In Sage Sys. v. Liss, 2022 NY Slip Op 5918 (N.Y. 2022), the plaintiff and defendant entered into a partnership agreement to purchase a commercial cooperative unit. The agreement included an indemnification clause. Decades later, the defendant (Liss) unsuccessfully brought a partnership dissolution action. The plaintiff (Sage) commenced an action against Liss seeking attorney's fees and costs incurred defending the dissolution action. Liss cross-moved for summary judgment arguing that the partnership agreement did not provide for attorney's fees and therefore attorney’s fees were not recoverable.
The New York Court of Appeals denied the plaintiff's motion for attorney’s fees.
The New York Court of Appeals explained that under the American Rule, a prevailing party may not collect attorney’s fees from the loser unless an award is authorized by agreement between the parties, statute, or court rule. The American Rule is intended to increase free access to the courts for those who would otherwise be discouraged from seeking judicial redress of wrongs for fear of having to pay a defendant's attorney's fees.
The Court noted that the parties were under no legal duty to indemnify. Therefore, the indemnity clause must be strictly construed to avoid reading into the contract a duty that the parties did not intend to be assumed.

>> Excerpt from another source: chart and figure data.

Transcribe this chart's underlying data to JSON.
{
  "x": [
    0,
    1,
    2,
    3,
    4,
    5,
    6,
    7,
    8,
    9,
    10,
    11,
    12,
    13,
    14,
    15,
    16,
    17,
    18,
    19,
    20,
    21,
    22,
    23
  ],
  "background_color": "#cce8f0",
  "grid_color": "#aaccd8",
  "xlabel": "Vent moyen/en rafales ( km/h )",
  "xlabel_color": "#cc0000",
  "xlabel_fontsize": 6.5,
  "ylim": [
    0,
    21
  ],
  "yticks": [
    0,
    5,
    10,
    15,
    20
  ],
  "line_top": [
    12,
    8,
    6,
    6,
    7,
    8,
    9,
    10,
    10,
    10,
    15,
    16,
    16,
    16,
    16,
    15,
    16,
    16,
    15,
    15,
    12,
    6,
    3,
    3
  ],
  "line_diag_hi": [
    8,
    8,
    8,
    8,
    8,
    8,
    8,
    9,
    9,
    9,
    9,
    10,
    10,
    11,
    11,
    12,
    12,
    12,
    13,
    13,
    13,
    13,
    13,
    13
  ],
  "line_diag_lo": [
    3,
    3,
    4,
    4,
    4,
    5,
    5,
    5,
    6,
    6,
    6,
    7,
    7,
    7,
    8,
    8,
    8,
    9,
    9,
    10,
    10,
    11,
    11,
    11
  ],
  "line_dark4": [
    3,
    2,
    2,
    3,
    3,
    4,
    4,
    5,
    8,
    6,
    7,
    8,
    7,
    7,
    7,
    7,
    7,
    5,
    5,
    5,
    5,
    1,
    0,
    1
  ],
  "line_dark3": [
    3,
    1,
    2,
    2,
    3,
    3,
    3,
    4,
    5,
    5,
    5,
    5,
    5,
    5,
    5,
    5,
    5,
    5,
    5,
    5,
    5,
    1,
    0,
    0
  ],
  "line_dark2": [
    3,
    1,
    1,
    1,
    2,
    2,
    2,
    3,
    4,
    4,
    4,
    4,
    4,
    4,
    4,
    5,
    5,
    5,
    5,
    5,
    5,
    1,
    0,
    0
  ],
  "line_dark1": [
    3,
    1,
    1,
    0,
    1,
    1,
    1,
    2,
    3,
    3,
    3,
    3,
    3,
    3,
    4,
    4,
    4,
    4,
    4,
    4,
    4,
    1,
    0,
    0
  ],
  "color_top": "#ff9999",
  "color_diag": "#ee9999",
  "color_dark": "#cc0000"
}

Further, because the application of the indemnity agreement to direct actions between contracting parties would be contrary to the American Rule, courts should not infer a party's intention to waive the benefit of the rule unless the intention to do so is unmistakably clear from the language of the contract.
In this case, the indemnification provision did not make any explicit mention of attorney's fees and nothing in the indemnification provision nor the agreement as a whole made it unmistakably clear that the partners intended to permit recovery for attorney's fees in an action between them on the contract.